On Tuesday, the International Organisation for Migration (IOM) said that nearly one month after the cyclone slammed into the southeast African coast, the streets of Mozambique’s busy port city of Beira are “returning to life”.

According to IOM, freighters and other heavy vessels are once again plying the shipping lanes along Beira’s waterfront, while beachfront bistros attracted enough business last weekend, to cause traffic jams.

Teams have also begun relocating families who sheltered in the Matadoura School to the San Pedro emergency camp on the outskirts of the city.

On Monday, IOM helped set up a much larger settlement closer to the centre of Beira, on the grounds of the Samora Machel Secondary School, by assisting in installing a flexible reservoir that holds 30,000 litres of potable water.

“The challenge now is shifting to the outlying countryside,” IOM said, pointing to Beira’s Buzi River district in the southwest, which was only accessible by helicopter until last week.

IOM’s Displacement Tracking Matrix teams have been working through the forested areas of Manica and Macate provinces, assessing the needs of internally displaced people living in temporary shelters.

As of Monday, the death toll in Mozambique stood at 602 people. Approximately 2,772 cases of cholera have been reported, with six people succumbing to the disease. Thousands of people have received oral cholera vaccines during a six-day emergency campaign, which ended on Monday.
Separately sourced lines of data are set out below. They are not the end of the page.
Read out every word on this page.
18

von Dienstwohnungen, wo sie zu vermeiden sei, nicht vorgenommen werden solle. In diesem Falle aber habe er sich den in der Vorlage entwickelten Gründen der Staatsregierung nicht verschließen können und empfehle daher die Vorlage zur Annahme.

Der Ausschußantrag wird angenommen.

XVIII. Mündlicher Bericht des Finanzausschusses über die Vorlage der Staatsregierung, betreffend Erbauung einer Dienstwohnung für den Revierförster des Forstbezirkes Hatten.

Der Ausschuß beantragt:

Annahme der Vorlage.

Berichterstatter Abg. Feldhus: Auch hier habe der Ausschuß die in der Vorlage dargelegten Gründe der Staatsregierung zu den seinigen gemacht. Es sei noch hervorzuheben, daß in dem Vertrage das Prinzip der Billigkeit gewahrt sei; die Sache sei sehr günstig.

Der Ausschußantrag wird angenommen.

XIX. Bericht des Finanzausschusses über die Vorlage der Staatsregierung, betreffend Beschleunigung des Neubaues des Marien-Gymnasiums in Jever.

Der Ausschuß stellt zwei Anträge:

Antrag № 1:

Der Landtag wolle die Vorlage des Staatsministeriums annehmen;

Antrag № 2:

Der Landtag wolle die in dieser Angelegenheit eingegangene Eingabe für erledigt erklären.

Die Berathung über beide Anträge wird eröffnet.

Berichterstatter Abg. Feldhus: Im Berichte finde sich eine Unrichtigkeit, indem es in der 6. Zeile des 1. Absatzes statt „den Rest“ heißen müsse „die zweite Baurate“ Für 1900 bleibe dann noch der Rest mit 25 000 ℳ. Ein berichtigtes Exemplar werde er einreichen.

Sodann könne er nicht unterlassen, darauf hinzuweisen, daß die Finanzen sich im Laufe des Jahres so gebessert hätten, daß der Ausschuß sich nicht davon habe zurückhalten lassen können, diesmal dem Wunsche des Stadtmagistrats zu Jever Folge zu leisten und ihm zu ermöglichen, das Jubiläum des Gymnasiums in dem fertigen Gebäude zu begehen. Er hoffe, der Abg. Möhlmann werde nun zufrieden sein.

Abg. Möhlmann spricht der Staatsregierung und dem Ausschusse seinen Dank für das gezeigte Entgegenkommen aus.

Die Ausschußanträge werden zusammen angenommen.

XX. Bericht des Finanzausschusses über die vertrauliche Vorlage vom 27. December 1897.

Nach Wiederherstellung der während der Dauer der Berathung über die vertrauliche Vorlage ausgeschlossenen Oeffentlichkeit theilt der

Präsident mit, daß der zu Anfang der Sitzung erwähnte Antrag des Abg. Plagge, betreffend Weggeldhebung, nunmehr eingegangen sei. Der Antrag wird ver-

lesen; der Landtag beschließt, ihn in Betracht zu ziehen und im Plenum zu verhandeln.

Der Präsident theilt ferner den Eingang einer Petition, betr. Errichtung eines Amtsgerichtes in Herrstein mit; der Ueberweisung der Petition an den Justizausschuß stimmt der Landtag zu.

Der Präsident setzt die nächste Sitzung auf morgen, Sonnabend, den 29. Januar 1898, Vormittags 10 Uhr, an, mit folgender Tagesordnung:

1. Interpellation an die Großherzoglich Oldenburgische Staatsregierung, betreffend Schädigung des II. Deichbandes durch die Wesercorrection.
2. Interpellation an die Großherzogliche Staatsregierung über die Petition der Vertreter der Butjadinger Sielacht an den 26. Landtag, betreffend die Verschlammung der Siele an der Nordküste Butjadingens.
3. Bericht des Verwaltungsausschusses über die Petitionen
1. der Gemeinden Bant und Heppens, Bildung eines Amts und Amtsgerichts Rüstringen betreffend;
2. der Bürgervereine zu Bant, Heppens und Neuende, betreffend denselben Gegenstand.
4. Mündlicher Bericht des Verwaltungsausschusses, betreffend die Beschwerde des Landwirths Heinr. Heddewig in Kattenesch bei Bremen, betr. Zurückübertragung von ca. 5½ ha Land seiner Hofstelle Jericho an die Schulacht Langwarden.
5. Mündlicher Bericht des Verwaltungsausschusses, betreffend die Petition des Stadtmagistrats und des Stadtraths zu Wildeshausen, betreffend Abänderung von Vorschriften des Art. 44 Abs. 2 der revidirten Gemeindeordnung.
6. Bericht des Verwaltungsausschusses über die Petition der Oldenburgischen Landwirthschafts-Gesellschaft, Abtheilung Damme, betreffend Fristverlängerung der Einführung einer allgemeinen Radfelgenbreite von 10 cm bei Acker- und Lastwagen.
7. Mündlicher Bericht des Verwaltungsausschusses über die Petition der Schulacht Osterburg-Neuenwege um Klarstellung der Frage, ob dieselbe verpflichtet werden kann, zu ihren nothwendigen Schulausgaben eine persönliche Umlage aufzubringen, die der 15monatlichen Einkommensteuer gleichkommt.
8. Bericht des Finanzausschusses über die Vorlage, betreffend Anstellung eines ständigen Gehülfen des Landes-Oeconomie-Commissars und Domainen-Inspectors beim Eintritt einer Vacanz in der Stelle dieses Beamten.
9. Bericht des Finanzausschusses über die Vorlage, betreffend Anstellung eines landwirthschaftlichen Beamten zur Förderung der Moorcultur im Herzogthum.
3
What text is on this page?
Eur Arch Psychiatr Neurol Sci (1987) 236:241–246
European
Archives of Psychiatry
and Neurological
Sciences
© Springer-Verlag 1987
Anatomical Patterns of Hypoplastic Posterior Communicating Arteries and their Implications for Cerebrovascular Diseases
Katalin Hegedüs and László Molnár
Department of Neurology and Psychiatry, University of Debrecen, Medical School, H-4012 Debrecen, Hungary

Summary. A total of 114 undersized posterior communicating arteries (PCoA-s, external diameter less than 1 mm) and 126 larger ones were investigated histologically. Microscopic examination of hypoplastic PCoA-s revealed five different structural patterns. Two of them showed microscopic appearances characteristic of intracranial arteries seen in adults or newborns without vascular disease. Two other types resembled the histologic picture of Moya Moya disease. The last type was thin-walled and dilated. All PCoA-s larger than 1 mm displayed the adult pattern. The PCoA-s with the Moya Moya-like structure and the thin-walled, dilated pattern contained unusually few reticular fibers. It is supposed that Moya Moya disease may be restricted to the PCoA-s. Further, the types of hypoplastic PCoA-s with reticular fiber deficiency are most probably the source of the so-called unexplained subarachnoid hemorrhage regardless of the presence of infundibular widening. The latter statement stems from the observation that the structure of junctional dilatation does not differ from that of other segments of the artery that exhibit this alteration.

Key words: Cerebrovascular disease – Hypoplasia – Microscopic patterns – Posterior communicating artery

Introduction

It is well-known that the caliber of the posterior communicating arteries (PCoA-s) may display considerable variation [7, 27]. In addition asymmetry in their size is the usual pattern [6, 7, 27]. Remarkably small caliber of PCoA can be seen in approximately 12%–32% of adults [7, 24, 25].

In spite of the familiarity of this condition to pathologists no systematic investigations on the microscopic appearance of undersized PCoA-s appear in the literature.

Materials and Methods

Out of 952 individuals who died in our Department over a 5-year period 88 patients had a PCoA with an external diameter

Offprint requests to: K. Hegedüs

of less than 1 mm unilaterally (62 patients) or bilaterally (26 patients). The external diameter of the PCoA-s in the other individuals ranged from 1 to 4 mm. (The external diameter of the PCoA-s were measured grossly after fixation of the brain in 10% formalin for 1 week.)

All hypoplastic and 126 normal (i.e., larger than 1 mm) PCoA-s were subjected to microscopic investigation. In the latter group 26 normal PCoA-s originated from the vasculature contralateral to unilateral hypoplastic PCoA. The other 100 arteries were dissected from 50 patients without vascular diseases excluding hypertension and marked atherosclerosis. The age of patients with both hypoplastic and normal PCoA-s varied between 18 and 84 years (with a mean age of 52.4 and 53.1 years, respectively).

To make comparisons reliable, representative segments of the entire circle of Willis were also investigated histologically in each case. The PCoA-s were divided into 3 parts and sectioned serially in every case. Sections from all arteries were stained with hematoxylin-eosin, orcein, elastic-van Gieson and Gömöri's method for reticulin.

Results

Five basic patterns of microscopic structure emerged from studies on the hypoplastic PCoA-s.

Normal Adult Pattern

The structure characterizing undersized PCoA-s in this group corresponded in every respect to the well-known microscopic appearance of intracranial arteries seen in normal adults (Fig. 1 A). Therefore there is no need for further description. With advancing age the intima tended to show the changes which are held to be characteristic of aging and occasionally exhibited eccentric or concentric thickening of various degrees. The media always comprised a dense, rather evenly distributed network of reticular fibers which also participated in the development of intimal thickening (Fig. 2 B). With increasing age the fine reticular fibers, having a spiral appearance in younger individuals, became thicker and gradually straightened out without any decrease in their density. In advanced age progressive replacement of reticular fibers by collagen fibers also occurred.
In Zimbabwe, which along with Malawi, also suffered damage from the cyclone, IOM teams visited Manicaland to assess the needs of those living in the Chimanimani and Chipinge districts.

Around 270,000 people were affected by the flooding, with the agency reporting that an estimated 21,000 were displaced, many from Kopa and Ngangu, two Chimanimani communities where more than 77 households were reduced to rubble and 305 people remain missing.